I have realized that when hundreds of new experiences are thrown at you at once, it's so challenging to actually slow down and really take in the changes. The purpose of this blog, or just writing in general, is a way to slow down time, take in the moment, and breathe. I am so used to living a life where every day is repetitive that now I am overwhelmed (in a good way), by the number of new things I learn every single day. So much has happened that I have forgotten to update my blogs! I am hoping now that will change especially as we have come to the last month (which I cannot believe), of teaching. 

My first official day of teaching was Wednesday,  January 15. On this day, my host father, who is also a teacher at the high school I teach at, and I, dropped his youngest daughter (an absolute sweetheart who drew me the cutest welcome picture), to primary school and we started the 40-minute journey to our school. Our journey consists of many flat fields which he said is generally uncommon in Spain, however, in Valladolid, the region that we live in, is one of the flattest areas in Spain. The ride was so relaxing that it was hard to keep my eyes open, or perhaps it was the severe jetlag I was experiencing. I never felt so tired while it was so bright outside! 

When we arrived, I couldn't help but feel extremely anxious -- Will the students like me? Will I be a good teacher? I had experience teaching in Canada, but with much smaller groups. I often doubt my abilities, but the amount of support I received when I stepped through the entrance was unimaginable. I was greeted with hugs and double-cheek kisses. Sometimes I went to the wrong side, resulting in an awkward, almost mouthed-kiss! I can't remember how many times I turned my head to meet a new teacher and how many holas, mucho gustos and encantadas I said. I tried to dig up every Spanish word or phrase I intensely studied for months before this trip, but it seemed like my brain was fried. All that could come out of my mouth were uhhhs, and umms while I tried to find the right words to say and they anxiously waited for my response. I couldn't help but wonder if I studied the wrong language this whole time! Were they even speaking Spanish? What was it they said? They were speaking too fast! My brain was going on full overload! But one thing that I remember the most was how much my cheeks hurt from smiling so much. I never felt so much love in one setting. I felt completely safe and secure around technically, a bunch of strangers. But, they didn't feel like strangers. They felt like family! 
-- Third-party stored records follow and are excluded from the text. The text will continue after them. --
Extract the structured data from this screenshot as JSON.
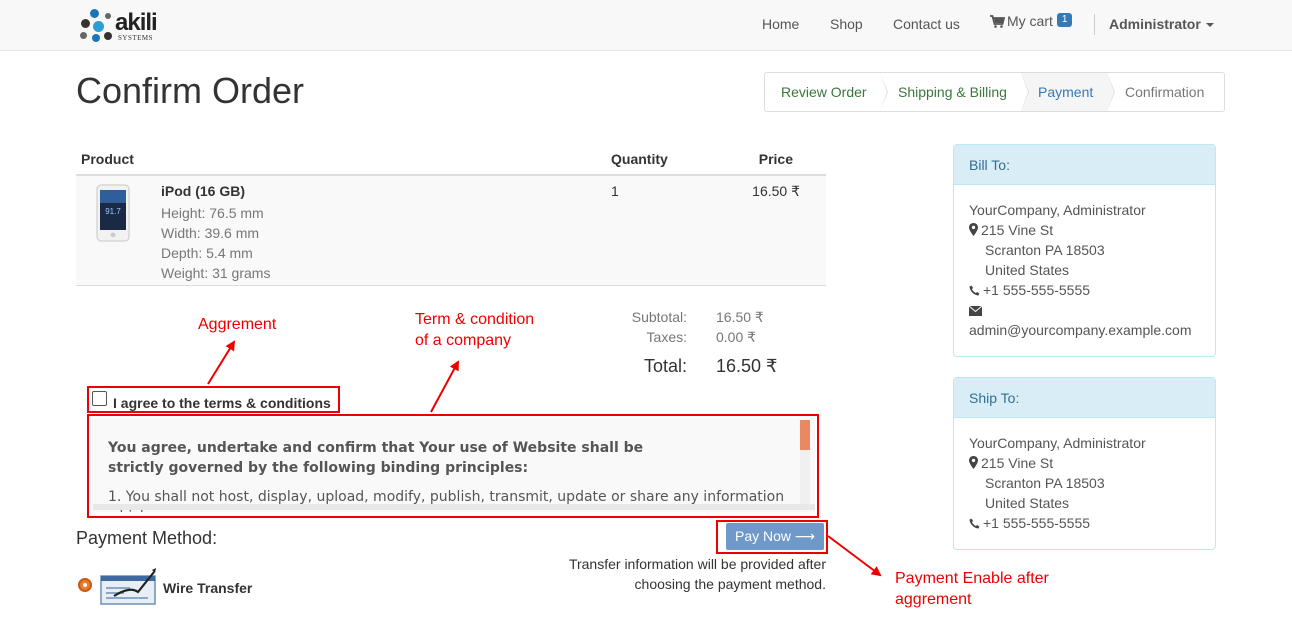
{
  "brand": {
    "name": "akili",
    "sub": "SYSTEMS"
  },
  "nav": {
    "home": "Home",
    "shop": "Shop",
    "contact": "Contact us",
    "cart": "My cart",
    "cart_count": "1",
    "user": "Administrator"
  },
  "page": {
    "title": "Confirm Order"
  },
  "wizard": {
    "steps": [
      "Review Order",
      "Shipping & Billing",
      "Payment",
      "Confirmation"
    ]
  },
  "table": {
    "headers": {
      "product": "Product",
      "quantity": "Quantity",
      "price": "Price"
    },
    "item": {
      "name": "iPod (16 GB)",
      "attrs": [
        "Height: 76.5 mm",
        "Width: 39.6 mm",
        "Depth: 5.4 mm",
        "Weight: 31 grams"
      ],
      "quantity": "1",
      "price": "16.50 ₹",
      "screen_text": "91.7"
    }
  },
  "totals": {
    "subtotal_label": "Subtotal:",
    "subtotal": "16.50 ₹",
    "taxes_label": "Taxes:",
    "taxes": "0.00 ₹",
    "total_label": "Total:",
    "total": "16.50 ₹"
  },
  "agreement": {
    "label": "I agree to the terms & conditions",
    "terms_heading_1": "You agree, undertake and confirm that Your use of Website shall be",
    "terms_heading_2": "strictly governed by the following binding principles:",
    "terms_item_1": "1. You shall not host, display, upload, modify, publish, transmit, update or share any information",
    "terms_item_1_cut": "which"
  },
  "payment": {
    "title": "Payment Method:",
    "option": "Wire Transfer",
    "pay_button": "Pay Now ⟶",
    "note_1": "Transfer information will be provided after",
    "note_2": "choosing the payment method."
  },
  "annotations": {
    "agreement": "Aggrement",
    "terms_1": "Term & condition",
    "terms_2": "of a company",
    "payment_1": "Payment Enable after",
    "payment_2": "aggrement"
  },
  "bill_to": {
    "title": "Bill To:",
    "name": "YourCompany, Administrator",
    "street": "215 Vine St",
    "city": "Scranton PA 18503",
    "country": "United States",
    "phone": "+1 555-555-5555",
    "email": "admin@yourcompany.example.com"
  },
  "ship_to": {
    "title": "Ship To:",
    "name": "YourCompany, Administrator",
    "street": "215 Vine St",
    "city": "Scranton PA 18503",
    "country": "United States",
    "phone": "+1 555-555-5555"
  },
  "colors": {
    "accent": "#337ab7",
    "success": "#3c763d",
    "annotation": "#ee0000",
    "panel_head": "#d9edf7",
    "pay_button": "#6e99c9"
  }
}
I taught a couple of classes alongside the main teachers. The first days are always a blur. A blur of faces and names and nerves. For the most part, what I mostly did was introduce myself, what I enjoyed doing, and some interesting things about Canada. The children listened with bright smiles and wide eyes. In all, it was a great first day. I fell asleep on the way back home, wondering when my sleep schedule would finally feel normal again.